There are two sets of tabs, “B2C” and “B2B.” The collection is built to address real issues that the majority of young eCommerce companies face in the early stages.

For instance, by the time that you hit 300 orders, you are typically overrun by actionable customer emails. The result of that? Lesser focus on partnerships, business development, marketing, and management. So, I worked on something to help manage for small businesses.

The outcome: increased engagement and fewer customer service issues. I’ve summarized two examples for you.

B2B example: the shipping tab

this is how I visualize shit, I hope that you like it.

While great, consumer-facing services like Spring App have done an amazing job with Shopify and Magento inventory integration, services like it can lose money on multiple-product orders due to variable costs in shipping.

Most younger eComms feature a combination of internal (branded) and external (drop-shipped) products, so that’s how this tab is addressed. When that UPS or FedEx plugin determines real time shipping prices, it doesn’t take into account that the product warehouse and the global position of the eCommerce store are not one in the same. The Dash addresses this in an interesting way. If a product has a proposed MSRP of $10, the true product price takes into account the average aggregate shipping distance from warehouse to consumer.

The web app runs eight scripts based on four distances (continental U.S. only), separated by peak / off time.
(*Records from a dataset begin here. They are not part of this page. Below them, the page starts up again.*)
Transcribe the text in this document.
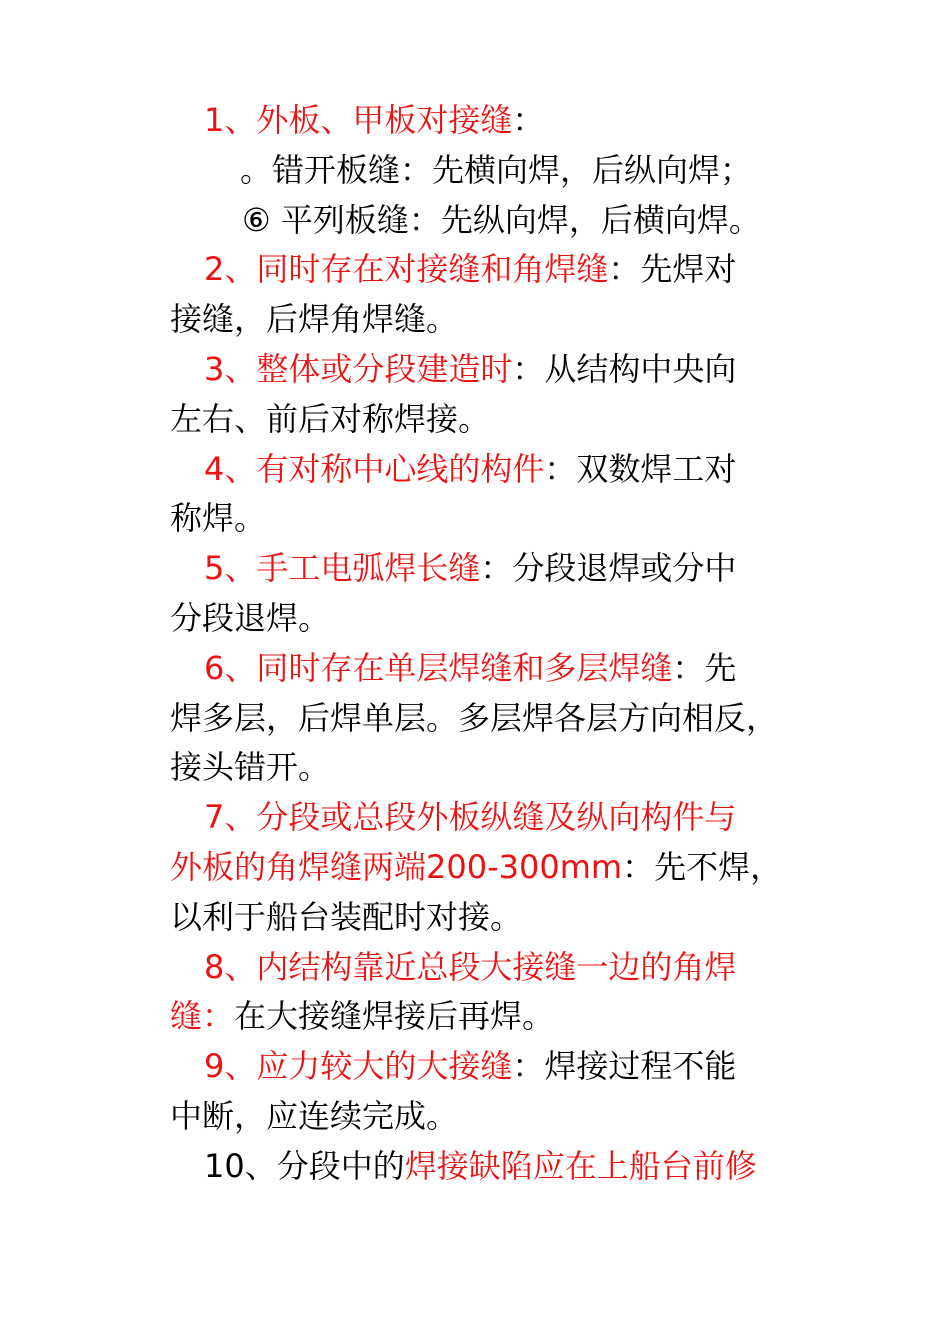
1、外板、甲板对接缝：
。错开板缝：先横向焊，后纵向焊；
⑥ 平列板缝：先纵向焊，后横向焊。
2、同时存在对接缝和角焊缝：先焊对
接缝，后焊角焊缝。
3、整体或分段建造时：从结构中央向
左右、前后对称焊接。
4、有对称中心线的构件：双数焊工对
称焊。
5、手工电弧焊长缝：分段退焊或分中
分段退焊。
6、同时存在单层焊缝和多层焊缝：先
焊多层，后焊单层。多层焊各层方向相反，
接头错开。
7、分段或总段外板纵缝及纵向构件与
外板的角焊缝两端200-300mm：先不焊，
以利于船台装配时对接。
8、内结构靠近总段大接缝一边的角焊
缝：在大接缝焊接后再焊。
9、应力较大的大接缝：焊接过程不能
中断，应连续完成。
10、分段中的焊接缺陷应在上船台前修
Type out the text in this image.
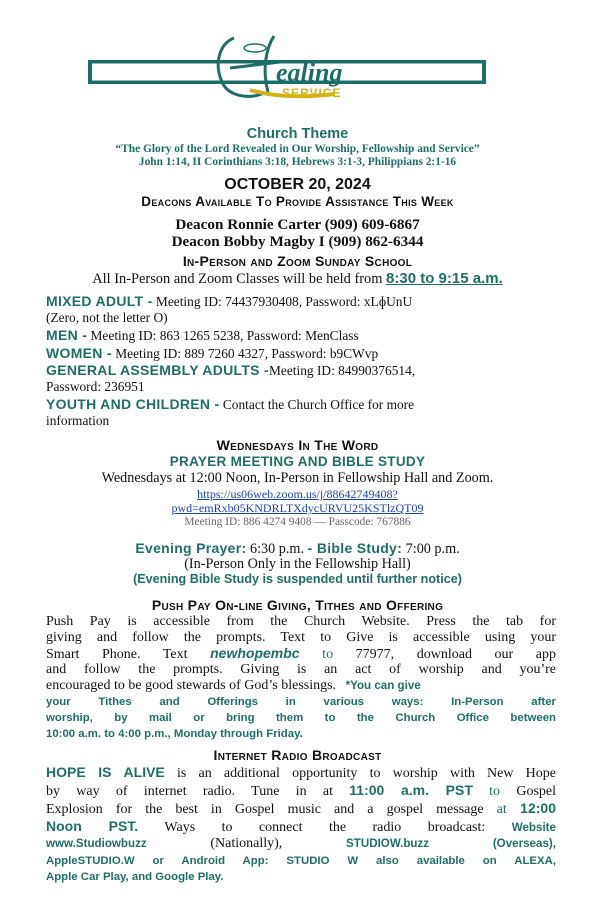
ealing
SERVICE
Church Theme
“The Glory of the Lord Revealed in Our Worship, Fellowship and Service”
John 1:14, II Corinthians 3:18, Hebrews 3:1-3, Philippians 2:1-16
OCTOBER 20, 2024
Deacons Available To Provide Assistance This Week
Deacon Ronnie Carter (909) 609-6867
Deacon Bobby Magby I (909) 862-6344
In-Person and Zoom Sunday School
All In-Person and Zoom Classes will be held from 8:30 to 9:15 a.m.
MIXED ADULT - Meeting ID: 74437930408, Password: xLɸUnU
(Zero, not the letter O)
MEN - Meeting ID: 863 1265 5238, Password: MenClass
WOMEN - Meeting ID: 889 7260 4327, Password: b9CWvp
GENERAL ASSEMBLY ADULTS -Meeting ID: 84990376514,
Password: 236951
YOUTH AND CHILDREN - Contact the Church Office for more
information
Wednesdays In The Word
PRAYER MEETING AND BIBLE STUDY
Wednesdays at 12:00 Noon, In-Person in Fellowship Hall and Zoom.
https://us06web.zoom.us/j/88642749408?
pwd=emRxb05KNDRLTXdycURVU25KSTlzQT09
Meeting ID: 886 4274 9408 — Passcode: 767886
Evening Prayer: 6:30 p.m. - Bible Study: 7:00 p.m.
(In-Person Only in the Fellowship Hall)
(Evening Bible Study is suspended until further notice)
Push Pay On-line Giving, Tithes and Offering
Push Pay is accessible from the Church Website. Press the tab for
giving and follow the prompts. Text to Give is accessible using your
Smart Phone. Text newhopembc to 77977, download our app
and follow the prompts. Giving is an act of worship and you’re
encouraged to be good stewards of God’s blessings. *You can give
your Tithes and Offerings in various ways: In-Person after
worship, by mail or bring them to the Church Office between
10:00 a.m. to 4:00 p.m., Monday through Friday.
Internet Radio Broadcast
HOPE IS ALIVE is an additional opportunity to worship with New Hope
by way of internet radio. Tune in at 11:00 a.m. PST to Gospel
Explosion for the best in Gospel music and a gospel message at 12:00
Noon PST. Ways to connect the radio broadcast: Website
www.Studiowbuzz	(Nationally),	STUDIOW.buzz	(Overseas),
AppleSTUDIO.W or Android App: STUDIO W also available on ALEXA,
Apple Car Play, and Google Play.
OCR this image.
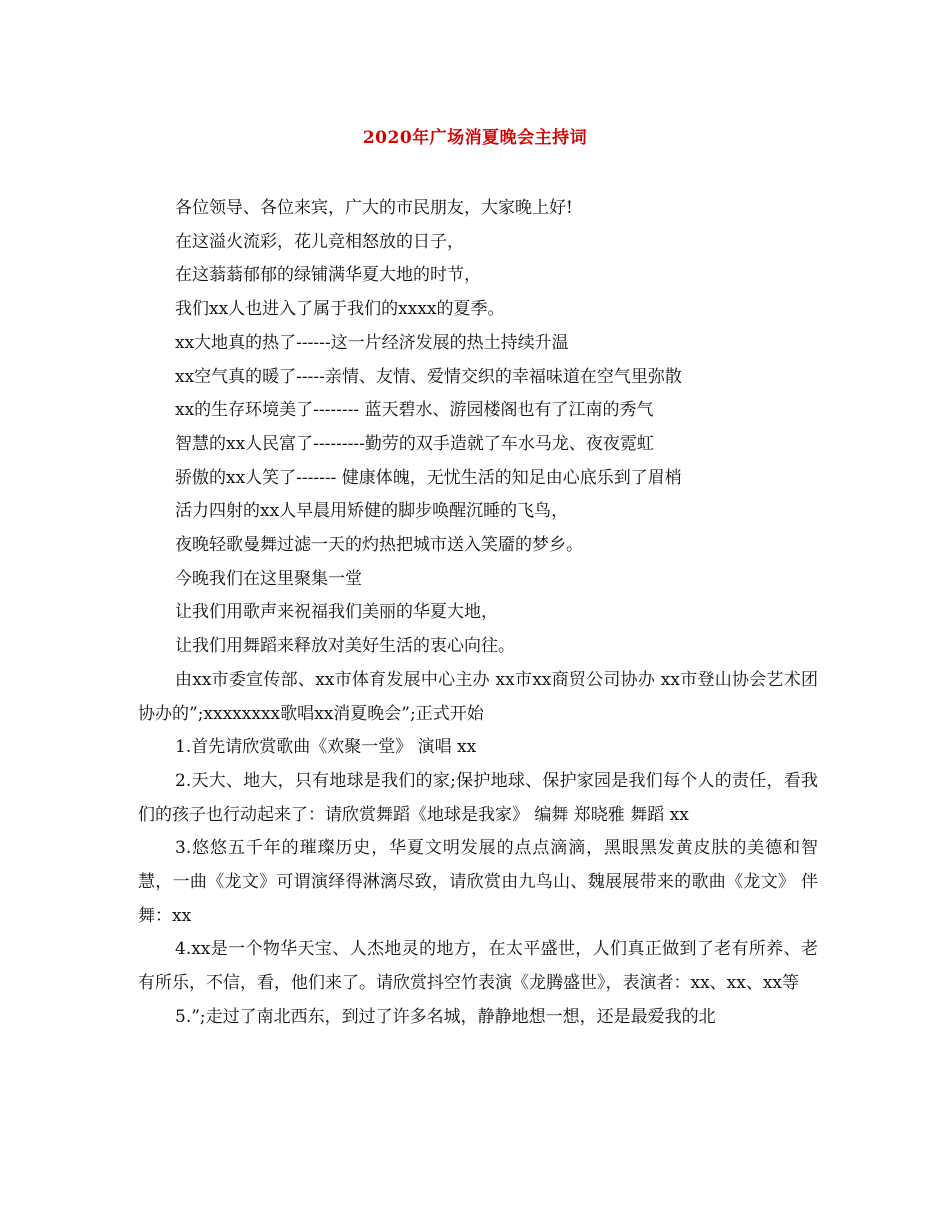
2020年广场消夏晚会主持词
各位领导、各位来宾，广大的市民朋友，大家晚上好!
在这溢火流彩，花儿竞相怒放的日子，
在这蓊蓊郁郁的绿铺满华夏大地的时节，
我们xx人也进入了属于我们的xxxx的夏季。
xx大地真的热了------这一片经济发展的热土持续升温
xx空气真的暖了-----亲情、友情、爱情交织的幸福味道在空气里弥散
xx的生存环境美了-------- 蓝天碧水、游园楼阁也有了江南的秀气
智慧的xx人民富了---------勤劳的双手造就了车水马龙、夜夜霓虹
骄傲的xx人笑了------- 健康体魄，无忧生活的知足由心底乐到了眉梢
活力四射的xx人早晨用矫健的脚步唤醒沉睡的飞鸟，
夜晚轻歌曼舞过滤一天的灼热把城市送入笑靥的梦乡。
今晚我们在这里聚集一堂
让我们用歌声来祝福我们美丽的华夏大地，
让我们用舞蹈来释放对美好生活的衷心向往。

由xx市委宣传部、xx市体育发展中心主办 xx市xx商贸公司协办 xx市登山协会艺术团协办的”;xxxxxxxx歌唱xx消夏晚会”;正式开始

1.首先请欣赏歌曲《欢聚一堂》 演唱 xx

2.天大、地大，只有地球是我们的家;保护地球、保护家园是我们每个人的责任，看我们的孩子也行动起来了：请欣赏舞蹈《地球是我家》 编舞 郑晓雅 舞蹈 xx

3.悠悠五千年的璀璨历史，华夏文明发展的点点滴滴，黑眼黑发黄皮肤的美德和智慧，一曲《龙文》可谓演绎得淋漓尽致，请欣赏由九鸟山、魏展展带来的歌曲《龙文》 伴舞：xx

4.xx是一个物华天宝、人杰地灵的地方，在太平盛世，人们真正做到了老有所养、老有所乐，不信，看，他们来了。请欣赏抖空竹表演《龙腾盛世》，表演者：xx、xx、xx等

5.”;走过了南北西东，到过了许多名城，静静地想一想，还是最爱我的北
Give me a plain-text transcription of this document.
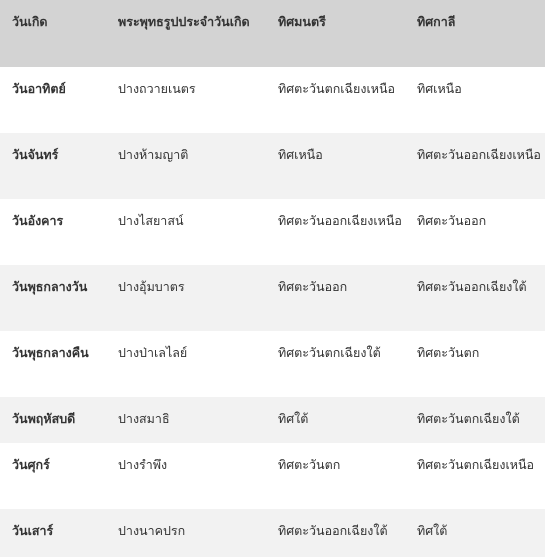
วันเกิด	พระพุทธรูปประจำวันเกิด	ทิศมนตรี	ทิศกาลี
วันอาทิตย์	ปางถวายเนตร	ทิศตะวันตกเฉียงเหนือ	ทิศเหนือ
วันจันทร์	ปางห้ามญาติ	ทิศเหนือ	ทิศตะวันออกเฉียงเหนือ
วันอังคาร	ปางไสยาสน์	ทิศตะวันออกเฉียงเหนือ	ทิศตะวันออก
วันพุธกลางวัน	ปางอุ้มบาตร	ทิศตะวันออก	ทิศตะวันออกเฉียงใต้
วันพุธกลางคืน	ปางป่าเลไลย์	ทิศตะวันตกเฉียงใต้	ทิศตะวันตก
วันพฤหัสบดี	ปางสมาธิ	ทิศใต้	ทิศตะวันตกเฉียงใต้
วันศุกร์	ปางรำพึง	ทิศตะวันตก	ทิศตะวันตกเฉียงเหนือ
วันเสาร์	ปางนาคปรก	ทิศตะวันออกเฉียงใต้	ทิศใต้
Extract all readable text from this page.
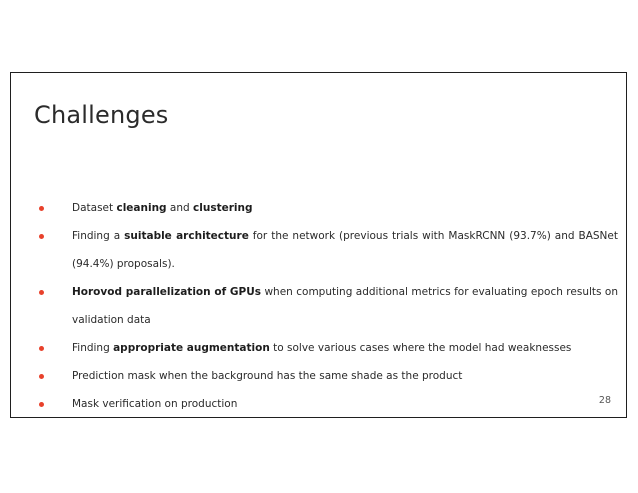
Challenges
Dataset cleaning and clustering
Finding a suitable architecture for the network (previous trials with MaskRCNN (93.7%) and BASNet (94.4%) proposals).
Horovod parallelization of GPUs when computing additional metrics for evaluating epoch results on validation data
Finding appropriate augmentation to solve various cases where the model had weaknesses
Prediction mask when the background has the same shade as the product
Mask verification on production	28
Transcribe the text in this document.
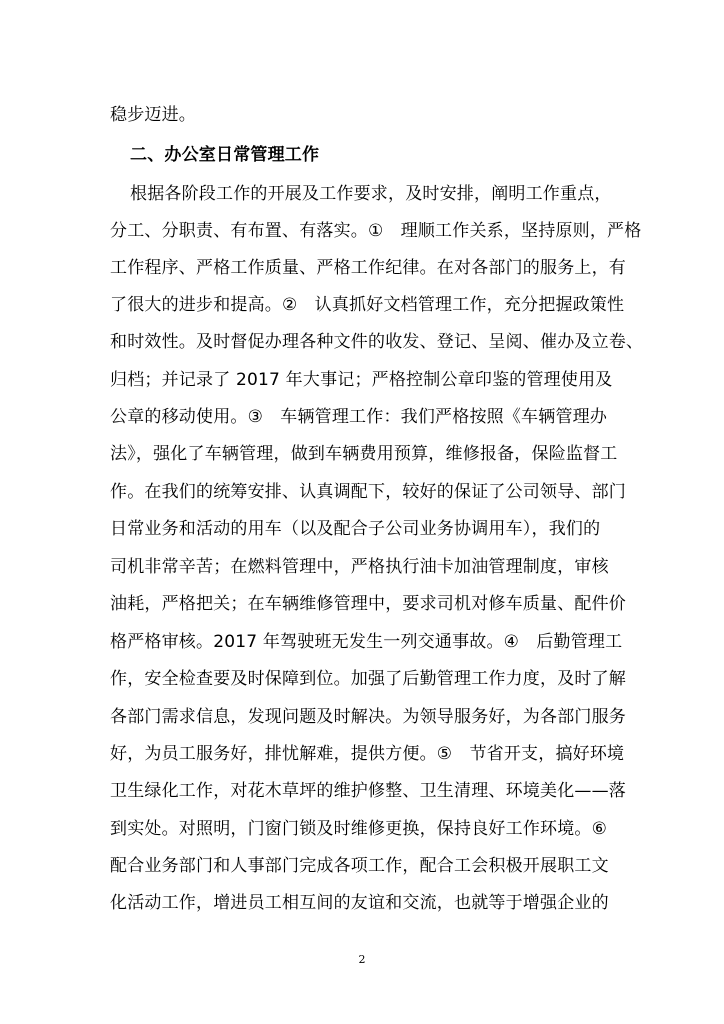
稳步迈进。
二、办公室日常管理工作
根据各阶段工作的开展及工作要求，及时安排，阐明工作重点，
分工、分职责、有布置、有落实。①　理顺工作关系，坚持原则，严格
工作程序、严格工作质量、严格工作纪律。在对各部门的服务上，有
了很大的进步和提高。②　认真抓好文档管理工作，充分把握政策性
和时效性。及时督促办理各种文件的收发、登记、呈阅、催办及立卷、
归档；并记录了 2017 年大事记；严格控制公章印鉴的管理使用及
公章的移动使用。③　车辆管理工作：我们严格按照《车辆管理办
法》，强化了车辆管理，做到车辆费用预算，维修报备，保险监督工
作。在我们的统筹安排、认真调配下，较好的保证了公司领导、部门
日常业务和活动的用车（以及配合子公司业务协调用车），我们的
司机非常辛苦；在燃料管理中，严格执行油卡加油管理制度，审核
油耗，严格把关；在车辆维修管理中，要求司机对修车质量、配件价
格严格审核。2017 年驾驶班无发生一列交通事故。④　后勤管理工
作，安全检查要及时保障到位。加强了后勤管理工作力度，及时了解
各部门需求信息，发现问题及时解决。为领导服务好，为各部门服务
好，为员工服务好，排忧解难，提供方便。⑤　节省开支，搞好环境
卫生绿化工作，对花木草坪的维护修整、卫生清理、环境美化——落
到实处。对照明，门窗门锁及时维修更换，保持良好工作环境。⑥
配合业务部门和人事部门完成各项工作，配合工会积极开展职工文
化活动工作，增进员工相互间的友谊和交流，也就等于增强企业的
2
If the app generates a price over the existing MSRP+shipping combination, it sends a message to Backpack that will remind you to build in shipping prices into the MSRP. The product now costs $13.40, the consumer still believes this to be fair, and profit margins are protected.

B2C example: the Instagram influencer tab

this is just a mock up, I’ve never gotten that many comments on anything

You’re a great photographer and your brand followers know that. But how will you turn liker’s and commenter's into buyers? It takes more than adding a link to your bio.

Instagram ads have reduced the engagement of all influencer and organic posts. Brands have to find new ways to market. In this tab, you’re notified when an influencer tags a friend in your comments and that friend comments, likes the post, or follows your account. When this occurs, your dashboard is notified via Slack and given the option of DMing the influencer and friend with a temporary Referral Candy link for the product featured in the instagram post.

This is an actionable moment that until now, has never seen any suitable automation.

The web app currently serves five functions (tabs) but I’m working on more. The All Dash web app isn’t the engine. But like the invisible chemicals that apply pressure to components, the dash does produce a mechanical result for small teams. The mechanical result isn’t just sales, it’s an improved net promoter score. Sales and retention, due to consumer success, is the mechanical energy that leads to growth. And profitable growth is key to survival in startups, today.

Then one day, you’ll be able to afford that team, those agencies, and that coveted collection of software licenses. But until then, grow potatoes in manure while you’re building that rocket.